Nice made up numbers with no bearing on reality.

Thanks for so clearly demonstating your lack of understanding of real world tanker operations.

pfcem, I assure you the numbers are accurate. Hmm, using fuel consumption rates from the Conklin and DeDecker study (that Boeing paid for) lets account for money/fuel being spent just to get to and from the example anchor mission 1000nm from base while supporting 3 hours of tanker station time:

Twelve B767 @ 1722 gals/hr x 60 hours of fuel (12 a/c x 5 hrs) = 103,320 gals consumed

OR

Eight A330 @ 2139 gals/hr x 44 hours of fuel (8 a/c x 5.5 hrs) = 94,116 gals consumed

OR

Four B767 @ 1722 gals/hr x 28 hours of fuel (4 a/c x 7 hrs) = 48,216 gals consumed
Four A330 @ 2139 gals x 20 hours of fuel (4 a/c x 5 hrs) = 42,780 gals consumed
Total.….….….….….….….….….….….….….….….….….….….….….….….90,996 gals consumed by 4 B767 + 4 A330

That is 90,996 gals x $42/gal according to Ashton Carter = $3, 821,832 spent compared to $4,339,440 spent for the 12 B767 option.…nearly half a million dollars saved

Now keep in mind it could just as easily be one B767 and one A330 working as a team at many different locations and the savings would still exist.

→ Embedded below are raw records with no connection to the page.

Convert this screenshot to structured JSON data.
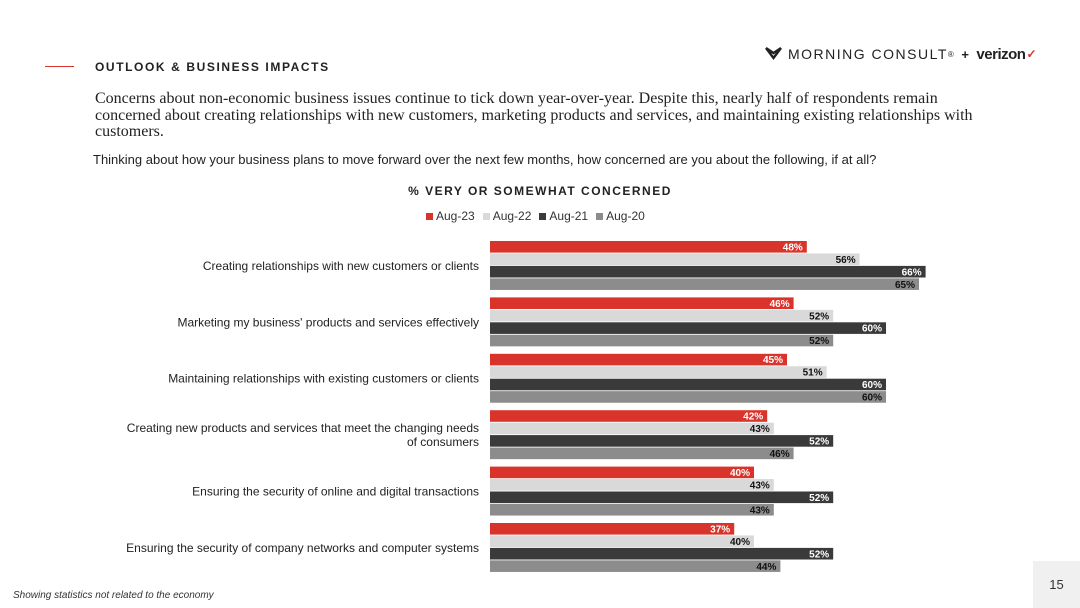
{
  "header": {
    "section_label": "OUTLOOK & BUSINESS IMPACTS",
    "logo_morning_consult": "MORNING CONSULT",
    "logo_reg": "®",
    "logo_plus": "+",
    "logo_verizon": "verizon",
    "logo_check": "✓"
  },
  "headline": "Concerns about non-economic business issues continue to tick down year-over-year. Despite this, nearly half of respondents remain concerned about creating relationships with new customers, marketing products and services, and maintaining existing relationships with customers.",
  "question": "Thinking about how your business plans to move forward over the next few months, how concerned are you about the following, if at all?",
  "footnote": "Showing statistics not related to the economy",
  "page_number": "15",
  "colors": {
    "accent": "#d9342b",
    "aug23": "#d9342b",
    "aug22": "#d9d9d9",
    "aug21": "#3a3a3a",
    "aug20": "#8c8c8c"
  },
  "chart_data": {
    "type": "bar",
    "orientation": "horizontal",
    "title": "% VERY OR SOMEWHAT CONCERNED",
    "legend_position": "top",
    "xlim": [
      0,
      100
    ],
    "grid": false,
    "categories": [
      "Creating relationships with new customers or clients",
      "Marketing my business' products and services effectively",
      "Maintaining relationships with existing customers or clients",
      "Creating new products and services that meet the changing needs of consumers",
      "Ensuring the security of online and digital transactions",
      "Ensuring the security of company networks and computer systems"
    ],
    "series": [
      {
        "name": "Aug-23",
        "color": "#d9342b",
        "values": [
          48,
          46,
          45,
          42,
          40,
          37
        ]
      },
      {
        "name": "Aug-22",
        "color": "#d9d9d9",
        "values": [
          56,
          52,
          51,
          43,
          43,
          40
        ]
      },
      {
        "name": "Aug-21",
        "color": "#3a3a3a",
        "values": [
          66,
          60,
          60,
          52,
          52,
          52
        ]
      },
      {
        "name": "Aug-20",
        "color": "#8c8c8c",
        "values": [
          65,
          52,
          60,
          46,
          43,
          44
        ]
      }
    ]
  }
}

And yet 4 other nations have chosen the A330 and figured out how to train their pilots. Airliner companies have found ways to train their pilots,

Considering the numbers involved and the scarcity and rising cost of fuel, methinks the USAF should find more efficient ways to spend our tax dollars.

You STILL do not get it & it has become ABUNDANTLY clear that you NEVER will get it.

The Air Force pilots will learn to fly the airbus. They are so use to the linkage system on the KC-135 and KC-10 they might like the newer system. Also I think they would build back ups into the Air Bus Tanker. Remeber the KC-767 also has a fly by wire system. It will take a little time to get use to it.